In 1968, Vogel established an empirical relationship ( Vogel’s inflow performance relationship )for flowrate prediction of a solution gas-drive reservoir in terms of the wellbore pressure based on reservoir simulation results.
Vogel’s Model compared to PI Model…
The PI model works very well for single phase fluid (water, oil, or water/oil) flowing into a wellbore, even though water and oil are two separate phases, they are considered as a single phase since they are both liquid.
But what happens when gas comes out of solution?

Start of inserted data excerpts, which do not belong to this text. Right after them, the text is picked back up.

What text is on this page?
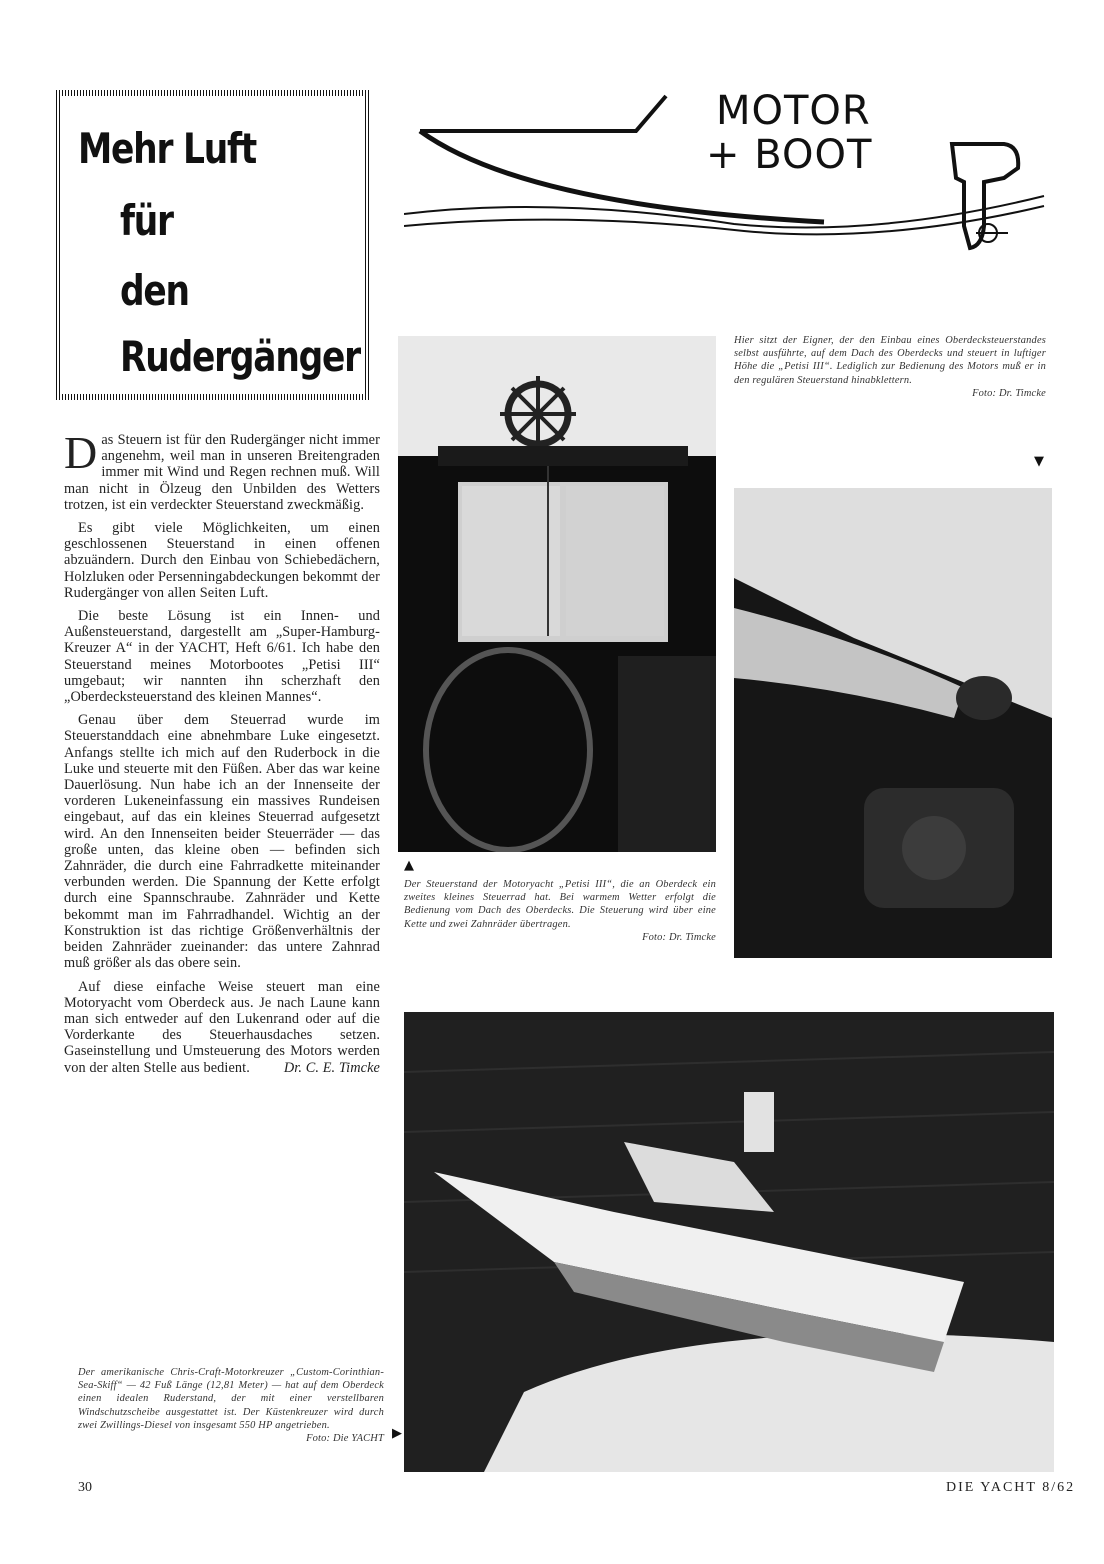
Mehr Luft
für
den
Rudergänger
MOTOR
+ BOOT

Das Steuern ist für den Rudergänger nicht immer angenehm, weil man in unseren Breitengraden immer mit Wind und Regen rechnen muß. Will man nicht in Ölzeug den Unbilden des Wetters trotzen, ist ein verdeckter Steuerstand zweckmäßig.

Es gibt viele Möglichkeiten, um einen geschlossenen Steuerstand in einen offenen abzuändern. Durch den Einbau von Schiebedächern, Holzluken oder Persenningabdeckungen bekommt der Rudergänger von allen Seiten Luft.

Die beste Lösung ist ein Innen- und Außensteuerstand, dargestellt am „Super-Hamburg-Kreuzer A“ in der YACHT, Heft 6/61. Ich habe den Steuerstand meines Motorbootes „Petisi III“ umgebaut; wir nannten ihn scherzhaft den „Oberdecksteuerstand des kleinen Mannes“.

Genau über dem Steuerrad wurde im Steuerstanddach eine abnehmbare Luke eingesetzt. Anfangs stellte ich mich auf den Ruderbock in die Luke und steuerte mit den Füßen. Aber das war keine Dauerlösung. Nun habe ich an der Innenseite der vorderen Lukeneinfassung ein massives Rundeisen eingebaut, auf das ein kleines Steuerrad aufgesetzt wird. An den Innenseiten beider Steuerräder — das große unten, das kleine oben — befinden sich Zahnräder, die durch eine Fahrradkette miteinander verbunden werden. Die Spannung der Kette erfolgt durch eine Spannschraube. Zahnräder und Kette bekommt man im Fahrradhandel. Wichtig an der Konstruktion ist das richtige Größenverhältnis der beiden Zahnräder zueinander: das untere Zahnrad muß größer als das obere sein.

Auf diese einfache Weise steuert man eine Motoryacht vom Oberdeck aus. Je nach Laune kann man sich entweder auf den Lukenrand oder auf die Vorderkante des Steuerhausdaches setzen. Gaseinstellung und Umsteuerung des Motors werden von der alten Stelle aus bedient.	Dr. C. E. Timcke

Hier sitzt der Eigner, der den Einbau eines Oberdecksteuerstandes selbst ausführte, auf dem Dach des Oberdecks und steuert in luftiger Höhe die „Petisi III“. Lediglich zur Bedienung des Motors muß er in den regulären Steuerstand hinabklettern.
Foto: Dr. Timcke
▼
▲
Der Steuerstand der Motoryacht „Petisi III“, die an Oberdeck ein zweites kleines Steuerrad hat. Bei warmem Wetter erfolgt die Bedienung vom Dach des Oberdecks. Die Steuerung wird über eine Kette und zwei Zahnräder übertragen.
Foto: Dr. Timcke
Der amerikanische Chris-Craft-Motorkreuzer „Custom-Corinthian-Sea-Skiff“ — 42 Fuß Länge (12,81 Meter) — hat auf dem Oberdeck einen idealen Ruderstand, der mit einer verstellbaren Windschutzscheibe ausgestattet ist. Der Küstenkreuzer wird durch zwei Zwillings-Diesel von insgesamt 550 HP angetrieben.
Foto: Die YACHT ▶
30	DIE YACHT 8/62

” The flow velocity of a fluid in a porous medium is inversely proportional to the fluid viscosity. Typically, gas viscosity in the reservoir is about fifty times smaller than for liquid oil and consequently, the gas flow velocity is much greater. As a result, it is normal, when producing from a reservoir in which there is a free gas saturation, that gas will be produced in disproportionate amounts in comparison to the oil “. (Dake, fundamentals of reservoir engineering).
Compared to liquid, gas has much higher permeability and much lower viscosity. These two factors will give the gas a much higher flow rate than liquid inside the reservoir, so that:
QG >> QL
Below the bubble point pressure, the solution gas escapes from the oil and become free gas. The free gas occupies some portion of pore space and reduces flow of oil. This effect is quantified by:
- A decrease of oil Relative permeability
- An increase of oil viscosity (as its solution gas content drops)
Therefore, the combination of the relative permeability effect and the viscosity effect results in lower oil production rate at a given bottom-hole pressure.